Il mese è stato caratterizzato dalla prosecuzione delle dinamiche di agosto: aumento dei rendimenti obbligazionari nominali e reali, debolezza degli indici azionari e forza del dollaro. I rendimenti delle obbligazioni governative dei principali emittenti hanno raggiunto livelli mai toccati da oltre un decennio, con un movimento che ha subito un’accelerazione intorno alla metà del mese, quando la FED, oltre a dichiarare di avere rivisto al rialzo le stime di crescita dell’economia americana, ha divulgato le proiezioni per l’evoluzione dei tassi monetari elaborate dai suoi membri di riferimento, in rialzo rispetto alle comunicazioni ufficiali precedenti. Come conseguenza si è rafforzata tra gli investitori l’aspettativa di uno scenario dei tassi monetari “più alti e più a lungo”, con impatti significativi su tutti i segmenti delle curve dei rendimenti. Nelle curve è in atto un movimento di “bear steepening”, ovvero, in questo caso, riduzione dell’inversione iniziata nell’estate 2022, quando i rendimenti biennali hanno superato quelli decennali. Il movimento delle ultime settimane ha visto un aumento dei rendimenti sulla parte lunga più elevato rispetto a quello della parte corta. Conseguenza di una riduzione delle attese di taglio dei tassi della politica monetaria e di un riprezzamento dei rendimenti di lungo periodo, in considerazione di un’inflazione che si riduce ma non più di tanto, di un’economia che resta forte e di minori probabilità di recessione, soprattutto negli USA.
Il movimento del debito governativo è stato esasperato da fattori tecnici: l’aumento delle emissioni in una fase in cui le banche centrali hanno smesso di acquistare titoli e riducono le dimensioni dei portafogli obbligazionari accumulati nell’ultimo decennio; i portafogli degli investitori finali che non sembrano disponibili ad aumentare la duration; la liquidità nel sistema bancario che è in continua riduzione.
Il quadro di mercato sta risentendo di tassi di interesse elevati, che rendono relativamente “care” le valutazioni azionarie e generano incertezza sul fronte macroeconomico. Sono in aumento le morosità nei prestiti ai consumatori e le situazioni di crisi aziendali, in particolare tra le società più indebitate e con minore accesso al credito. E le perdite non realizzate su titoli obbligazionari da parte delle banche potrebbero compensare l’incremento di redditività generato dall’espansione del margine di interesse a partire dal 2022, con impatto significativo sulle stime di utili aggregati nei prossimi trimestri.
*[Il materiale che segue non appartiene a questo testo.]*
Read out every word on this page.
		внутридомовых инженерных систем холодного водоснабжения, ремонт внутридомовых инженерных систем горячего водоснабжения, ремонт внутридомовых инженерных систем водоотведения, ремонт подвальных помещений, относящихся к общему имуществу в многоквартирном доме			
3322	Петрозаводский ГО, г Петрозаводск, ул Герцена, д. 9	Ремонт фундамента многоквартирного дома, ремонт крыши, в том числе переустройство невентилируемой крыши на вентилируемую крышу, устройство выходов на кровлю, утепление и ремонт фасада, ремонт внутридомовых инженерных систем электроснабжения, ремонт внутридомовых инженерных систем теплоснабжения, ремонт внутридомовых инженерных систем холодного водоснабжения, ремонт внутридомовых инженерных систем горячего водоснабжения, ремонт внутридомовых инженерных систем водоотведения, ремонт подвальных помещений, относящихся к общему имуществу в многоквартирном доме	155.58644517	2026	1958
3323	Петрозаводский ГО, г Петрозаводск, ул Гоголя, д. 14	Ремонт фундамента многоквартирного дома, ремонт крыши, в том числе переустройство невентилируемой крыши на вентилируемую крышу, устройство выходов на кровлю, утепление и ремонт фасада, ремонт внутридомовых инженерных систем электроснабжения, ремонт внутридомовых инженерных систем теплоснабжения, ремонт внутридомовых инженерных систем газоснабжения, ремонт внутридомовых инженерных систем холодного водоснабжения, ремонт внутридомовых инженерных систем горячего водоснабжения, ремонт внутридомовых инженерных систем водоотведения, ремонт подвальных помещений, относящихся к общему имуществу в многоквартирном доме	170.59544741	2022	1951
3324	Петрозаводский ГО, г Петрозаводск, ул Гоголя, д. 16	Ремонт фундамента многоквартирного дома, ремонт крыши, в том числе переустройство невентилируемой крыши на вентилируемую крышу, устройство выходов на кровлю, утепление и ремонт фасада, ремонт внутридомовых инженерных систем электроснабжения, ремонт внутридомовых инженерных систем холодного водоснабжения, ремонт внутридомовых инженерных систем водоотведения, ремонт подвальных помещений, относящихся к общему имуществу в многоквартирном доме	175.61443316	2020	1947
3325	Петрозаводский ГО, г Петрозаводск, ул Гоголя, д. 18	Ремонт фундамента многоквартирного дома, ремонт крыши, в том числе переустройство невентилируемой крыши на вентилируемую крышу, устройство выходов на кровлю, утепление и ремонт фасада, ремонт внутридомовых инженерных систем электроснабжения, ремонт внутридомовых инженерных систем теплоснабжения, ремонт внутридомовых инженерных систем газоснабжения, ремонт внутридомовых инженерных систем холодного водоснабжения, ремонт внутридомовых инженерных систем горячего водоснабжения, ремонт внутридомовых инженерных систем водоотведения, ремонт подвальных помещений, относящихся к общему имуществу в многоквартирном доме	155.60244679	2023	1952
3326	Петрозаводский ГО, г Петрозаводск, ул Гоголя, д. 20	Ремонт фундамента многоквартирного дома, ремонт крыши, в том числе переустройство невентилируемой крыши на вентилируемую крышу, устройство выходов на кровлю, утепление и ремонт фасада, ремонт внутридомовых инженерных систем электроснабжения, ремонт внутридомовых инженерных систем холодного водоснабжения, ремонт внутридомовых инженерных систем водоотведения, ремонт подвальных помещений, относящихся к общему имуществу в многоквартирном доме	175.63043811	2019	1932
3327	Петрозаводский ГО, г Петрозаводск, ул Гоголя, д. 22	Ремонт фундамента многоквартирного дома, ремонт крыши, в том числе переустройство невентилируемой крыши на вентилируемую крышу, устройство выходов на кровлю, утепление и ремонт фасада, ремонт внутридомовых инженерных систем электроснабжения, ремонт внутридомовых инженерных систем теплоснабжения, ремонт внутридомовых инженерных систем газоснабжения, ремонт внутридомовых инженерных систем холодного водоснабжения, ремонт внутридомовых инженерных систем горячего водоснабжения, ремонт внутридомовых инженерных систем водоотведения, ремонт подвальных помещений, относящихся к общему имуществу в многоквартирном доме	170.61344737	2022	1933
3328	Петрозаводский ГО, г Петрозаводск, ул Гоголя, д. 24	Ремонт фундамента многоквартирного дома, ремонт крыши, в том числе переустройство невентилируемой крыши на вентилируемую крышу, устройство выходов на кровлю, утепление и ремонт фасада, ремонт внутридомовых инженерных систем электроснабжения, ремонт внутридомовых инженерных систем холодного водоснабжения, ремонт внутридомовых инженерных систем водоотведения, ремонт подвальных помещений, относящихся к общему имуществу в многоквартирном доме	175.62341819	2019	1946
E questa tendenza potrebbe continuare in assenza di un taglio dei tassi di interesse.
La correzione di azioni e obbligazioni negli ultimi due mesi ha generato una serie di “eccessi” che potrebbero determinare un’inversione di tendenza e vanno seguiti con attenzione. In particolare: a livello tecnico la quantità di azioni americane che tratta al disotto di determinate medie mobili ha raggiunto livelli storicamente associati ad una ripresa dei corsi, così come i livelli raggiunti da diversi indicatori di sentiment; il dividend yield delle azioni europee è sceso al disotto del rendimento delle obbligazioni Investment Grade, per la prima volta dal 2012; le posizioni ribassiste sui futures sul debito USA sono oggi le più elevate mai registrate nella storia.
Nel mese abbiamo aumentato l’esposizione alle obbligazioni (+6%) riducendo la duration del portafoglio obbligazionario da 3,4 a 0,6 anni. Abbiamo azzerato le posizioni nelle obbligazioni emergenti (-6,5%) e aumentato l’esposizione alle obbligazioni corporate IG (+13%), con acquisto di debito in euro di emittenti ad elevato rating con scadenze non superiori ai 3 anni. Abbiamo ridotto l’esposizione alle azioni (-25%) con vendite in Nord America (-12%), Europa e Giappone (-4% ognuna), azzerando il peso dei mercati emergenti (-5%). A livello settoriale abbiamo ridotto l’esposizione a comunicazioni e consumer discretionary (-2% ognuno), consumer staples e information technology (-1% ognuno) aumentando il peso di healthcare (+1%).
Nelle divise abbiamo acquistato dollari USA, sterline e franchi svizzeri a fronte di vendite di Yen e dollari canadesi.